Very recently we posted an article about how important JourneyTree believes data protection and security is when it comes to keeping kids safe. Protecting your child’s images and information online can be overwhelming, especially if you are not fully aware of the risks. The range of preventative measures you can take to minimise any security breach can also be confusing.
Cyber safety expert Susan McLean says the “only real way to protect images of our children is not to post them online”. But is this black and white solution even feasible given the online culture of most families?
Why we’re putting our children’s lives online
The early days of your child’s life create memories you want to hold onto forever.

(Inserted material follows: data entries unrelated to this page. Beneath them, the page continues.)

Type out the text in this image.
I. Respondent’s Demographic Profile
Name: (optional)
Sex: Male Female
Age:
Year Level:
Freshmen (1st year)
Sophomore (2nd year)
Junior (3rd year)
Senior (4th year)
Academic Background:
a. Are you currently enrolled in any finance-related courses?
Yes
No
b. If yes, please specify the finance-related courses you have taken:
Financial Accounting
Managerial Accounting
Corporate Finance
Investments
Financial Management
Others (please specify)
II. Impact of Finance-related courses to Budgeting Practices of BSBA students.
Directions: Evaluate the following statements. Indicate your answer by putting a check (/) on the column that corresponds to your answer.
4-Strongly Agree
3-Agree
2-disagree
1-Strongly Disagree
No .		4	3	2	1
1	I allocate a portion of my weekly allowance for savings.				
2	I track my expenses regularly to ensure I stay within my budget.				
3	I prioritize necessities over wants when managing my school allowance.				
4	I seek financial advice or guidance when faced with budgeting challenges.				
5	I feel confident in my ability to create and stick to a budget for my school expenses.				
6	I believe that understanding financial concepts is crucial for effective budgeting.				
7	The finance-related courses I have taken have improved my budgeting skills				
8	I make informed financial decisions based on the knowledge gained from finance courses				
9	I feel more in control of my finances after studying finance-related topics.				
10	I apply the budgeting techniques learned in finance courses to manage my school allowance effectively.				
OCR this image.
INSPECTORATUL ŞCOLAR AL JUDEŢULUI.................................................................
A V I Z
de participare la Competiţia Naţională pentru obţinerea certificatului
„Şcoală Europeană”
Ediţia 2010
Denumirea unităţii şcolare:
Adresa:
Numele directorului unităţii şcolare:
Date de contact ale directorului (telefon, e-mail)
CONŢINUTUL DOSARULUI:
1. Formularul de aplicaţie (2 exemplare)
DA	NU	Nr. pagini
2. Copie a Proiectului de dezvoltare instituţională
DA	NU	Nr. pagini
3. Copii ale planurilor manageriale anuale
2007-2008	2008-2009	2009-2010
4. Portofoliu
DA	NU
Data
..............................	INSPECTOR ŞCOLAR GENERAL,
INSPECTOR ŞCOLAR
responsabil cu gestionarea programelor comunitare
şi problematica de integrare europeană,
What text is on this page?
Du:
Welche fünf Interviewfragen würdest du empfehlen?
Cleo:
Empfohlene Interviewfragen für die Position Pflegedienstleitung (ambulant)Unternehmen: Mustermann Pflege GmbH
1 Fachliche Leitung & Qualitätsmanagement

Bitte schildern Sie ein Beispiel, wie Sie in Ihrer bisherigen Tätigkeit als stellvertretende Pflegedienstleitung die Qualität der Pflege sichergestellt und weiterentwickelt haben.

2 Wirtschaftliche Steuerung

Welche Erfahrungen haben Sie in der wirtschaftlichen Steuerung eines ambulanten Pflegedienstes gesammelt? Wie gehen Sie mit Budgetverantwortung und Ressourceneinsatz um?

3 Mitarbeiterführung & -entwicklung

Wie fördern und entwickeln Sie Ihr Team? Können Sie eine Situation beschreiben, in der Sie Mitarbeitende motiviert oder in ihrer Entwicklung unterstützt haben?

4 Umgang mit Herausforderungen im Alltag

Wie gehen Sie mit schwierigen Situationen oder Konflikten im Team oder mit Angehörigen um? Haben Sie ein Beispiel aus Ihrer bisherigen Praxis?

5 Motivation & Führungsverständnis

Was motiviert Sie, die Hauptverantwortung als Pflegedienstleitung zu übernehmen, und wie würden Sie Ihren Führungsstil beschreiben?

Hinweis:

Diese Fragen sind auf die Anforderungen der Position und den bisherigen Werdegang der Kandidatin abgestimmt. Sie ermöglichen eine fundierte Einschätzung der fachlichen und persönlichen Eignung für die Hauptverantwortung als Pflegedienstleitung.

Luckily with smart phones and their high quality cameras, it’s almost too easy to grab photographic evidence of all that cuteness.
These days, too, our circle of family and friends is spread far and wide across the globe. They can now share in the joy of your child thanks to the convenience of social media platforms and email.
But once a pic of your child has been shared digitally, all control of it has gone. According to the Children’s eSafety Commissioner, and published recently by the Sunday Morning Herald, innocent photos taken from family social media profiles account for up to 50% of images found on some child exploitation sharing sites.
It’s a terrifying statistic, but thankfully there are steps you can take to protect your child’s images online.
The questions to ask yourself before you hit ‘share’
- When your child is older, is this an image they’d be pleased to know was shared?
- Is there any nudity? Don’t share photos of your children in the bath or getting dressed, no matter how innocent your intentions.
- Have you checked the security and privacy settings of your social media accounts?
- Have you ensured in your post settings that ‘friends’ and not ‘friends of friends’ can see your images?
- Have you asked your friends to respect the privacy of your family?
- Have you ensured there are no identifying factors in the photo, such as school uniforms or street names?
- If your child is a little older, have you discussed with them that you are sharing their images online?
- Have you done any Google image searches (or reverse image searches) to ensure images of your child are not being used in any untoward ways?
- Have you avoided using hashtags or other grouping features?
- Is your child’s school posting images of your child on their social media sites, and is this a closed group? Are they sharing images of your child on a website?